In Stanza #2, he ups the ante on these concepts. Love is "a certain type of sadness" that he becomes addicted to. It's a drug, not a dialog. It's a torture of sorts, like a lashing administered upon himself like he's an ascetic monk. And it was always "resignation," a sort of pathetic acceptance that he wasn't going to find someone else. We have to remember here that this is HIS perspective, so it's not objective. Now, imagine how you'd feel if your significant other said that they were resigned to be with you. That's shitty. That's being told, essentially, "I can't do any better, so oh well." It's a kick in the fucking teeth. And even as Gotye says that they decided they would still be friends, he's "glad that is was over." Those aren't the words of a sad man. Those are the callous words of someone who never loved where he was, and then has the terrible audacity to complain about how his actions led to equal and opposite reactions. It's a serious moment of psuedo-sociopathy.

When we break into the chorus, the catchy, wonderful chorus (And don't get me wrong, I love this song.
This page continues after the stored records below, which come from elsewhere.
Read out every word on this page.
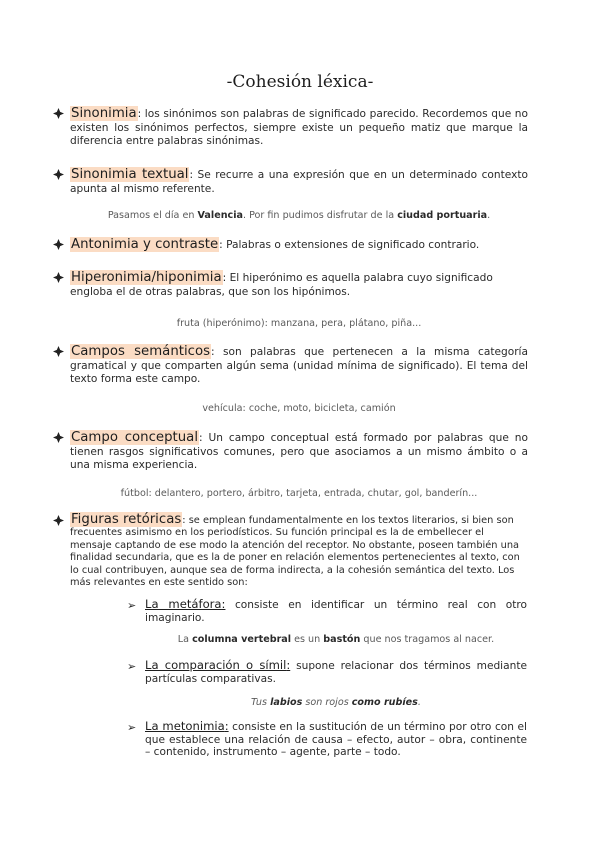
-Cohesión léxica-
Sinonimia: los sinónimos son palabras de significado parecido. Recordemos que no existen los sinónimos perfectos, siempre existe un pequeño matiz que marque la diferencia entre palabras sinónimas.
Sinonimia textual: Se recurre a una expresión que en un determinado contexto apunta al mismo referente.
Pasamos el día en Valencia. Por fin pudimos disfrutar de la ciudad portuaria.
Antonimia y contraste: Palabras o extensiones de significado contrario.
Hiperonimia/hiponimia: El hiperónimo es aquella palabra cuyo significado engloba el de otras palabras, que son los hipónimos.
fruta (hiperónimo): manzana, pera, plátano, piña...
Campos semánticos: son palabras que pertenecen a la misma categoría gramatical y que comparten algún sema (unidad mínima de significado). El tema del texto forma este campo.
vehícula: coche, moto, bicicleta, camión
Campo conceptual: Un campo conceptual está formado por palabras que no tienen rasgos significativos comunes, pero que asociamos a un mismo ámbito o a una misma experiencia.
fútbol: delantero, portero, árbitro, tarjeta, entrada, chutar, gol, banderín...
Figuras retóricas: se emplean fundamentalmente en los textos literarios, si bien son frecuentes asimismo en los periodísticos. Su función principal es la de embellecer el mensaje captando de ese modo la atención del receptor. No obstante, poseen también una finalidad secundaria, que es la de poner en relación elementos pertenecientes al texto, con lo cual contribuyen, aunque sea de forma indirecta, a la cohesión semántica del texto. Los más relevantes en este sentido son:
➢ La metáfora: consiste en identificar un término real con otro imaginario.
La columna vertebral es un bastón que nos tragamos al nacer.
➢ La comparación o símil: supone relacionar dos términos mediante partículas comparativas.
Tus labios son rojos como rubíes.
➢ La metonimia: consiste en la sustitución de un término por otro con el que establece una relación de causa – efecto, autor – obra, continente – contenido, instrumento – agente, parte – todo.
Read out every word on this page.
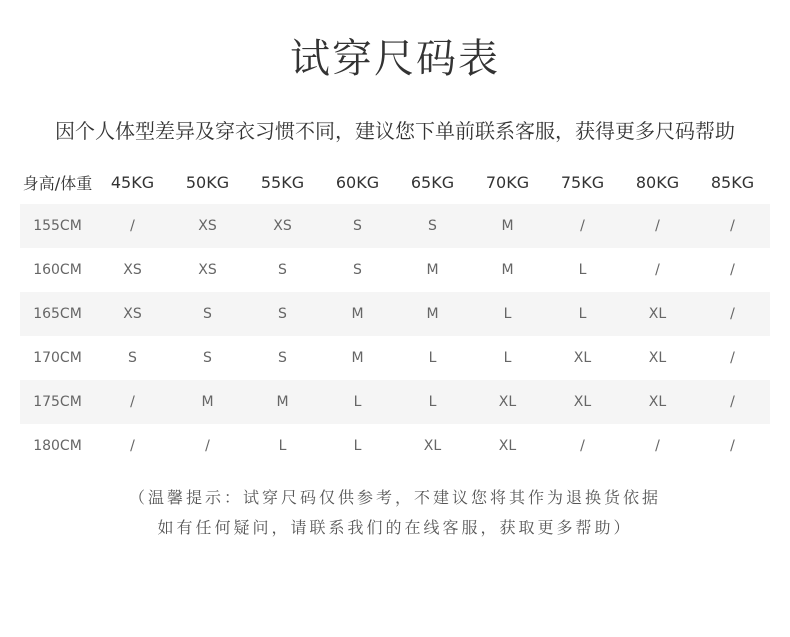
试穿尺码表
因个人体型差异及穿衣习惯不同，建议您下单前联系客服，获得更多尺码帮助
身高/体重	45KG	50KG	55KG	60KG	65KG	70KG	75KG	80KG	85KG
155CM	/	XS	XS	S	S	M	/	/	/
160CM	XS	XS	S	S	M	M	L	/	/
165CM	XS	S	S	M	M	L	L	XL	/
170CM	S	S	S	M	L	L	XL	XL	/
175CM	/	M	M	L	L	XL	XL	XL	/
180CM	/	/	L	L	XL	XL	/	/	/
（温馨提示：试穿尺码仅供参考，不建议您将其作为退换货依据
如有任何疑问，请联系我们的在线客服，获取更多帮助）
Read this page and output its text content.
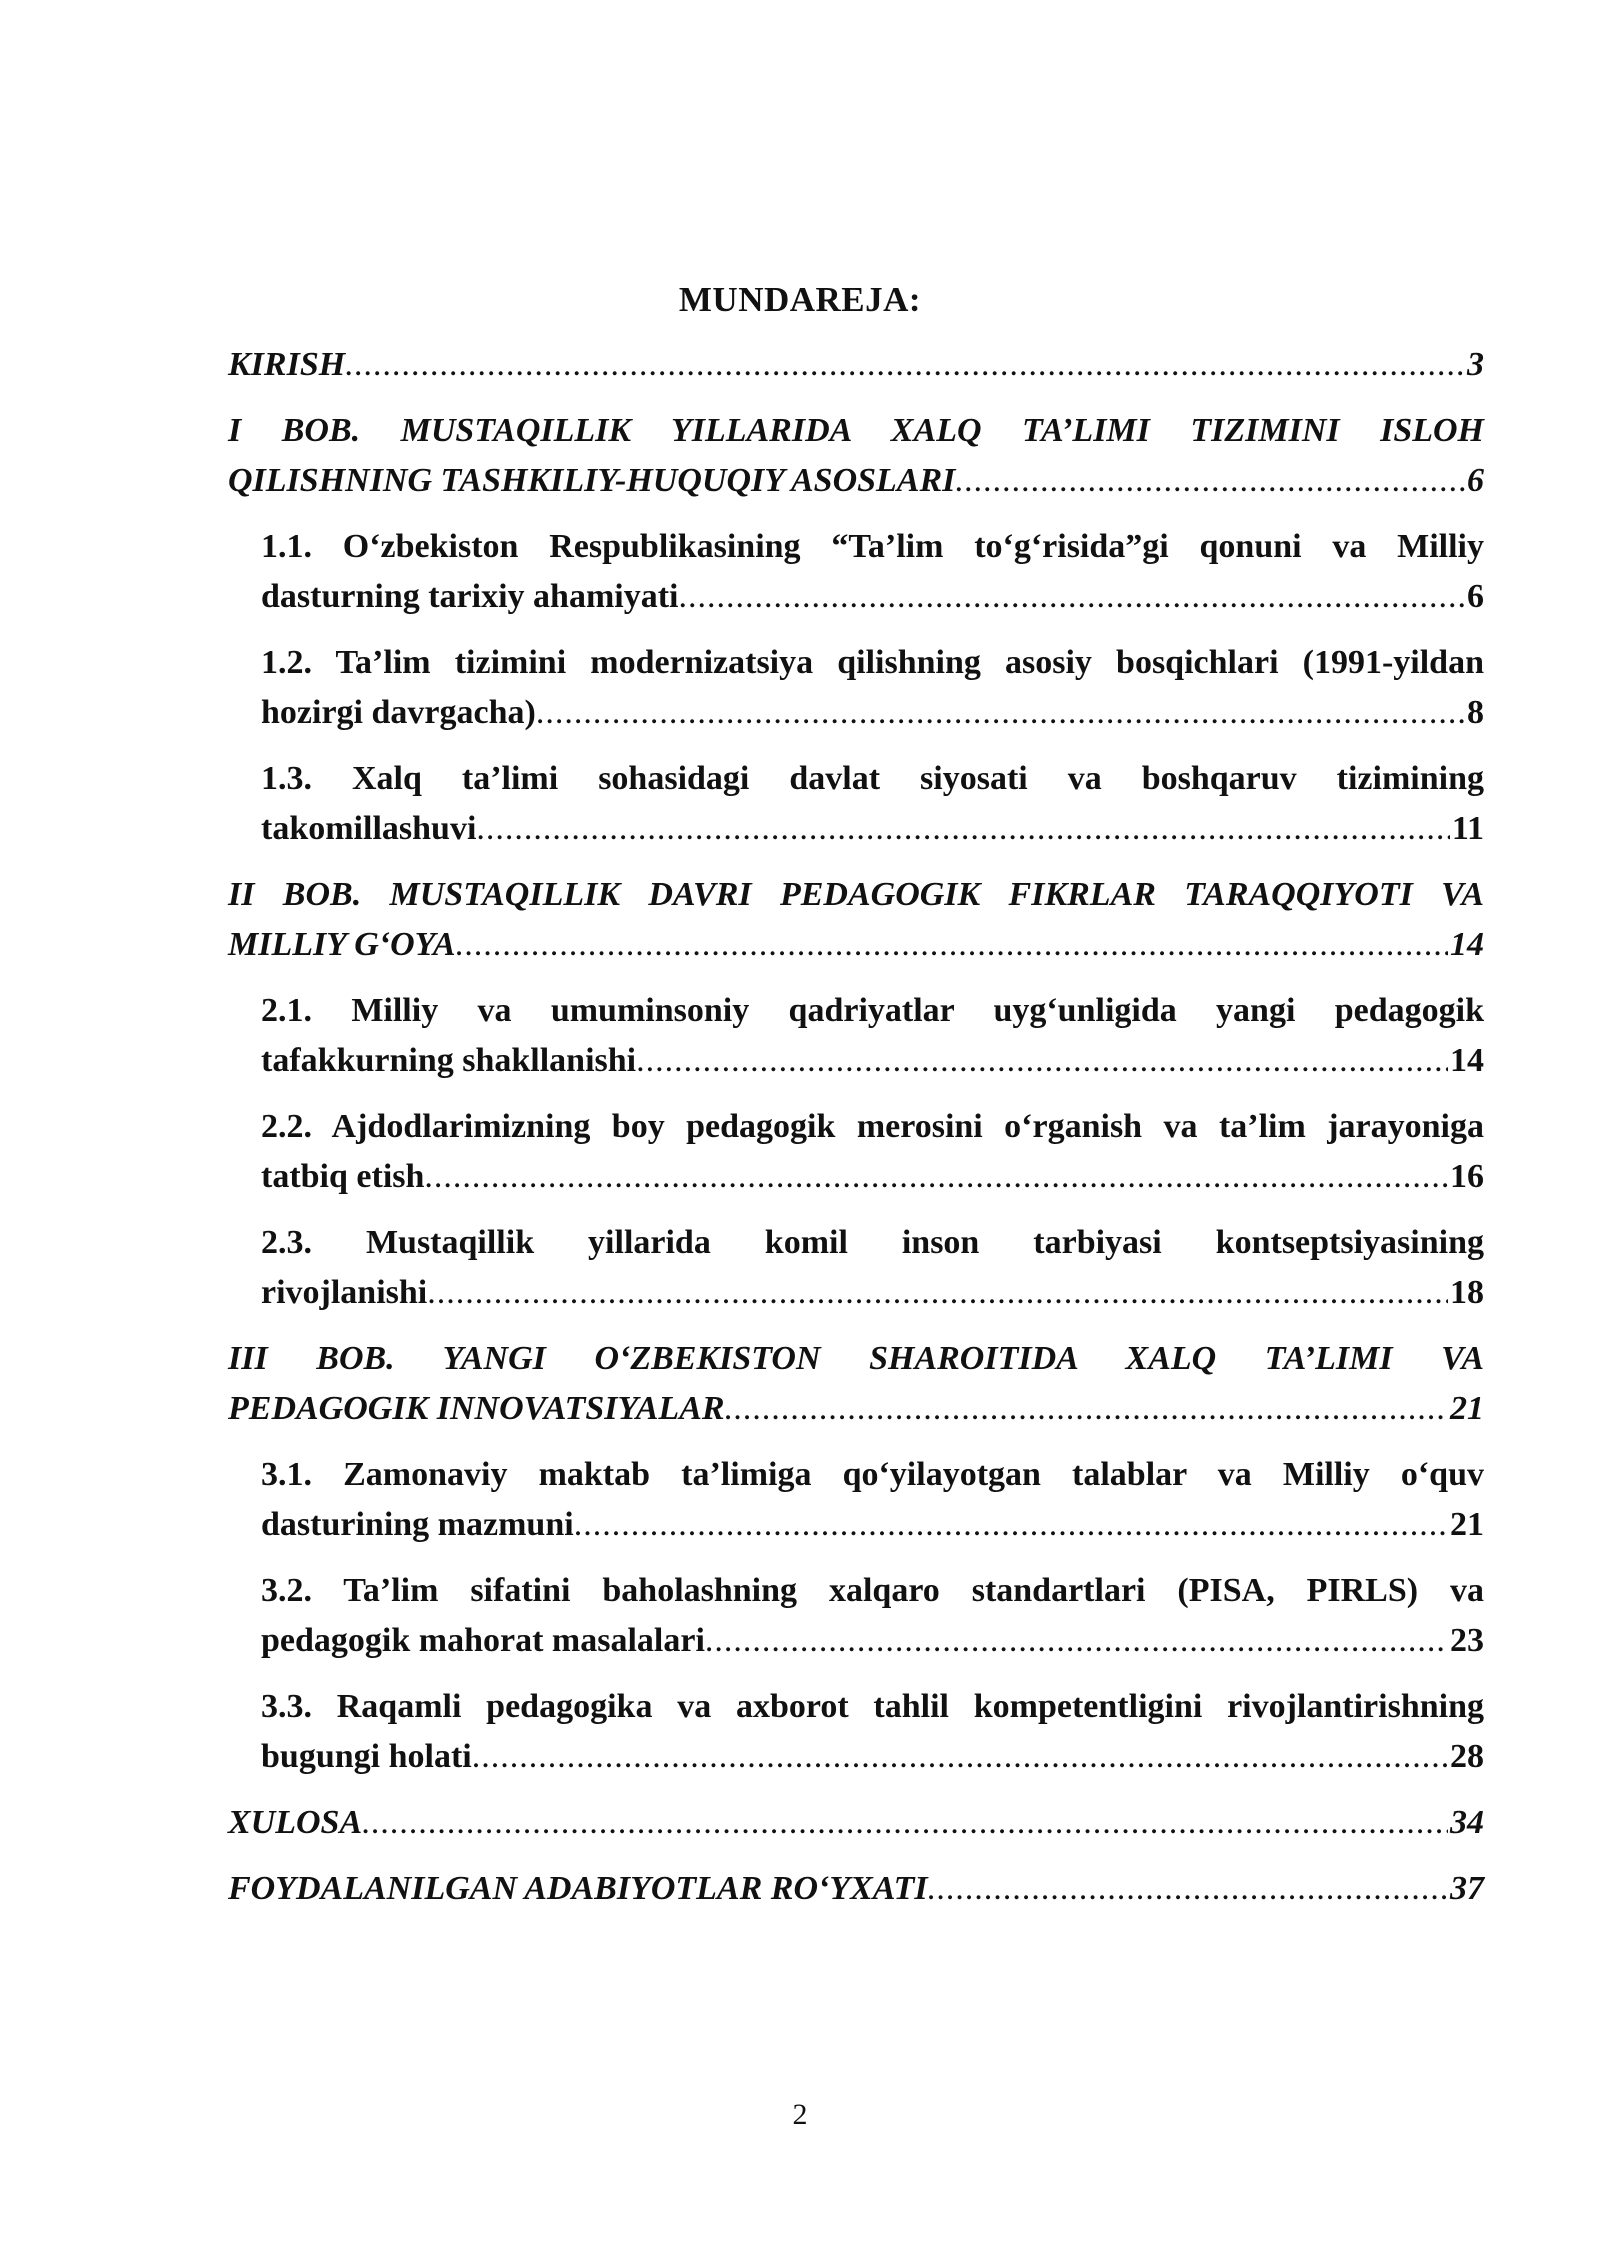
MUNDAREJA:
KIRISH .....	3
I BOB. MUSTAQILLIK YILLARIDA XALQ TA’LIMI TIZIMINI ISLOH
QILISHNING TASHKILIY-HUQUQIY ASOSLARI .....	6
1.1. O‘zbekiston Respublikasining “Ta’lim to‘g‘risida”gi qonuni va Milliy
dasturning tarixiy ahamiyati .....	6
1.2. Ta’lim tizimini modernizatsiya qilishning asosiy bosqichlari (1991-yildan
hozirgi davrgacha) .....	8
1.3. Xalq ta’limi sohasidagi davlat siyosati va boshqaruv tizimining
takomillashuvi .....	11
II BOB. MUSTAQILLIK DAVRI PEDAGOGIK FIKRLAR TARAQQIYOTI VA
MILLIY G‘OYA .....	14
2.1. Milliy va umuminsoniy qadriyatlar uyg‘unligida yangi pedagogik
tafakkurning shakllanishi .....	14
2.2. Ajdodlarimizning boy pedagogik merosini o‘rganish va ta’lim jarayoniga
tatbiq etish .....	16
2.3. Mustaqillik yillarida komil inson tarbiyasi kontseptsiyasining
rivojlanishi .....	18
III BOB. YANGI O‘ZBEKISTON SHAROITIDA XALQ TA’LIMI VA
PEDAGOGIK INNOVATSIYALAR .....	21
3.1. Zamonaviy maktab ta’limiga qo‘yilayotgan talablar va Milliy o‘quv
dasturining mazmuni .....	21
3.2. Ta’lim sifatini baholashning xalqaro standartlari (PISA, PIRLS) va
pedagogik mahorat masalalari .....	23
3.3. Raqamli pedagogika va axborot tahlil kompetentligini rivojlantirishning
bugungi holati .....	28
XULOSA .....	34
FOYDALANILGAN ADABIYOTLAR RO‘YXATI .....	37
2
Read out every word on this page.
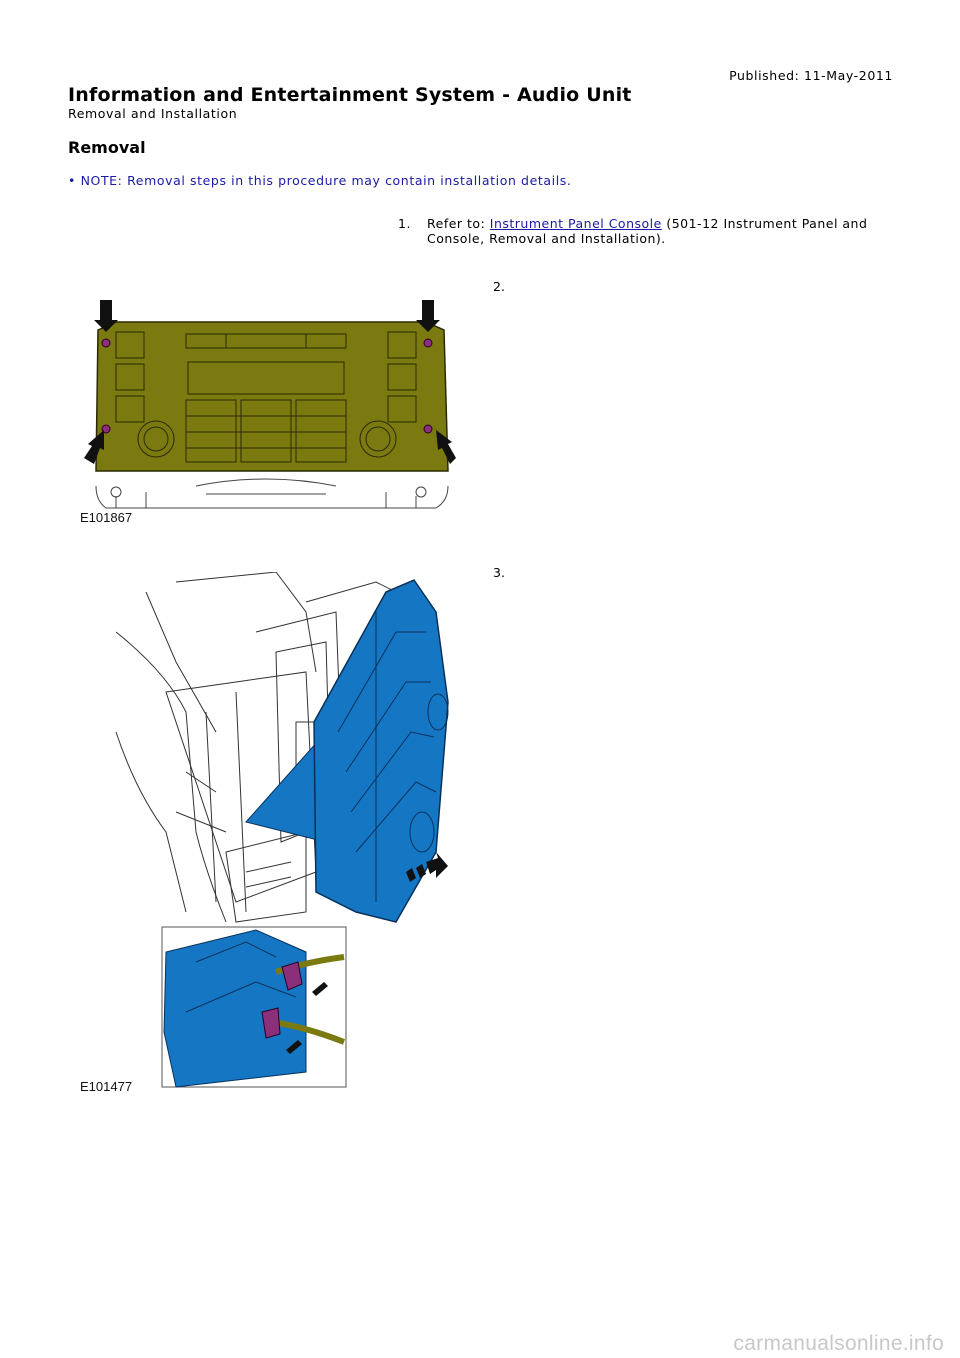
Published: 11-May-2011
Information and Entertainment System - Audio Unit
Removal and Installation
Removal
• NOTE: Removal steps in this procedure may contain installation details.
1. Refer to: Instrument Panel Console (501-12 Instrument Panel and Console, Removal and Installation).
2.
E101867
3.
E101477
carmanualsonline.info
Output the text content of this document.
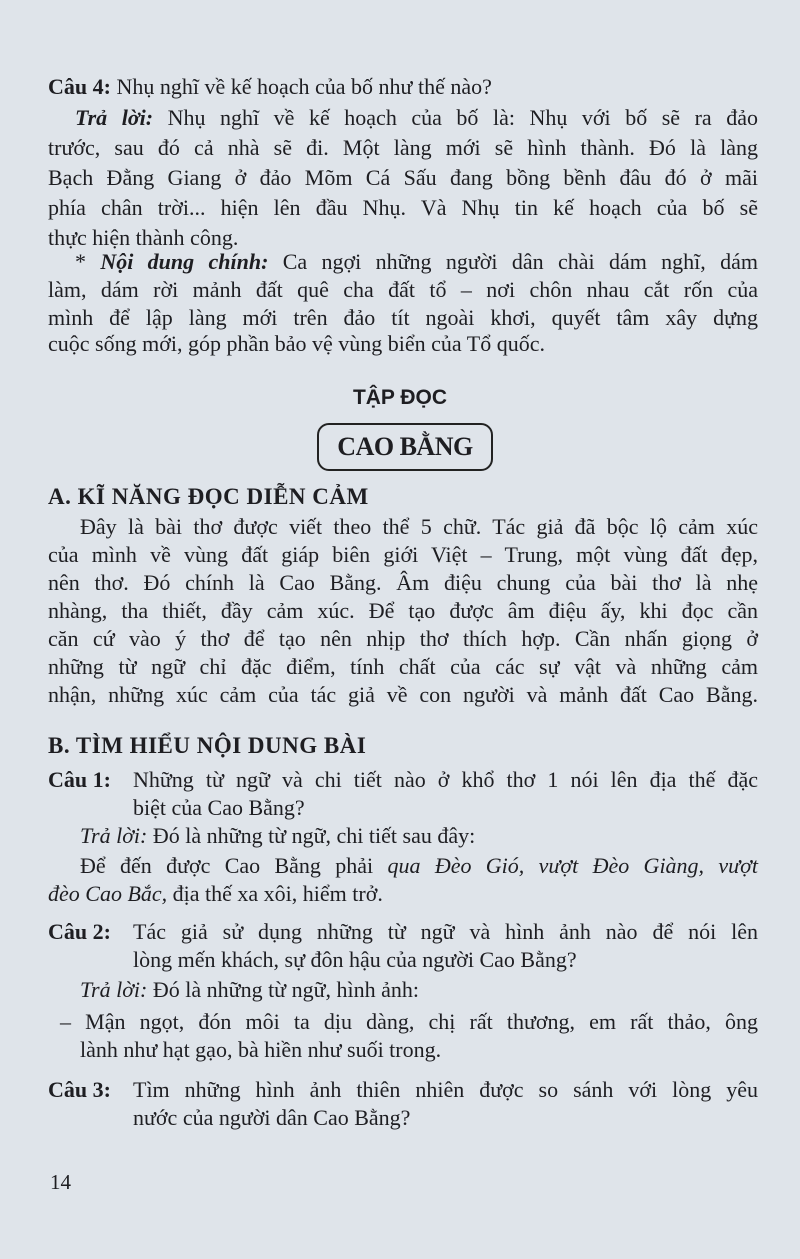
Câu 4: Nhụ nghĩ về kế hoạch của bố như thế nào?
Trả lời: Nhụ nghĩ về kế hoạch của bố là: Nhụ với bố sẽ ra đảo
trước, sau đó cả nhà sẽ đi. Một làng mới sẽ hình thành. Đó là làng
Bạch Đằng Giang ở đảo Mõm Cá Sấu đang bồng bềnh đâu đó ở mãi
phía chân trời... hiện lên đầu Nhụ. Và Nhụ tin kế hoạch của bố sẽ
thực hiện thành công.
* Nội dung chính: Ca ngợi những người dân chài dám nghĩ, dám
làm, dám rời mảnh đất quê cha đất tổ – nơi chôn nhau cắt rốn của
mình để lập làng mới trên đảo tít ngoài khơi, quyết tâm xây dựng
cuộc sống mới, góp phần bảo vệ vùng biển của Tổ quốc.
TẬP ĐỌC
CAO BẰNG
A. KĨ NĂNG ĐỌC DIỄN CẢM
Đây là bài thơ được viết theo thể 5 chữ. Tác giả đã bộc lộ cảm xúc
của mình về vùng đất giáp biên giới Việt – Trung, một vùng đất đẹp,
nên thơ. Đó chính là Cao Bằng. Âm điệu chung của bài thơ là nhẹ
nhàng, tha thiết, đầy cảm xúc. Để tạo được âm điệu ấy, khi đọc cần
căn cứ vào ý thơ để tạo nên nhịp thơ thích hợp. Cần nhấn giọng ở
những từ ngữ chỉ đặc điểm, tính chất của các sự vật và những cảm
nhận, những xúc cảm của tác giả về con người và mảnh đất Cao Bằng.
B. TÌM HIỂU NỘI DUNG BÀI
Câu 1:	Những từ ngữ và chi tiết nào ở khổ thơ 1 nói lên địa thế đặc
biệt của Cao Bằng?
Trả lời: Đó là những từ ngữ, chi tiết sau đây:
Để đến được Cao Bằng phải qua Đèo Gió, vượt Đèo Giàng, vượt
đèo Cao Bắc, địa thế xa xôi, hiểm trở.
Câu 2:	Tác giả sử dụng những từ ngữ và hình ảnh nào để nói lên
lòng mến khách, sự đôn hậu của người Cao Bằng?
Trả lời: Đó là những từ ngữ, hình ảnh:
– Mận ngọt, đón môi ta dịu dàng, chị rất thương, em rất thảo, ông
lành như hạt gạo, bà hiền như suối trong.
Câu 3:	Tìm những hình ảnh thiên nhiên được so sánh với lòng yêu
nước của người dân Cao Bằng?
14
It's beautiful, but I'm arguing, misunderstood.), Gotye cries out that while he didn't love her, and she made him sad and lonely and addictive, and don't forget, "resigned," that she didn't have to "cut [him] off" from her entirely. He doesn't want to be treated like a stranger, either, or to think that she changed her number, but there are two big things. First, why if you felt lonely, sad, addicted, and resigned, would you want to hear from that person again. And two, why are you calling someone about whom you can say such things. Maybe some would argue that love is that complex, and yes, I agree to a large part of that, but he should be SURPRISED. And that's the tone of chorus, pained surprise.

Then Kimbra stops by to offer the female perspective. She tells him how he "screwed [her] over" and left her obsessing that it was her fault. Clearly our protagonist is an asshole, or at least a case can be made that his callous interpretation of their relationship, combined with her frank heartbreak, means that he wasn't really in it at all, and isn't a good guy. The kicker comes when Kimbra sings the "You said that you could let it go/ And I wouldn't catch you hung up on somebody that you used to know..." part. She's saying, right there, that Gotye's avatar was talking about his ex, before her, his previous ex, when she and him were together. He never let go of the woman before her, and it destroyed them. And now, he's repeating his destructive pattern of only loving the gone and unattainable, instead of loving the here and now. It's really difficult for me to even conceive of a case where Gotye's character is a good guy here. He seems at total fault. And frankly, it's devastating to consider that he'd get back out there and do the whole thing again to another woman.

Because he repeats the chorus, and that sentiment about feeling ditched and left behind by his former paramour, but it's done in such a way that it's clear he's not listening to Kimbra's advice, or her feelings. He's a relationship Chernobyl doomed to repeat over and over and over again. And that's the song. Disagree? Drop some comments below. If nothing else, let's have a little dialog because I don't want this to be one-sided. And as I said, "Somebody That I Used To Know" is a great song. And while it will be destroyed by radio overplay, it's a huge sonic bright spot in this still young decade. Dig. And that's for hanging out to find out What's It Mean?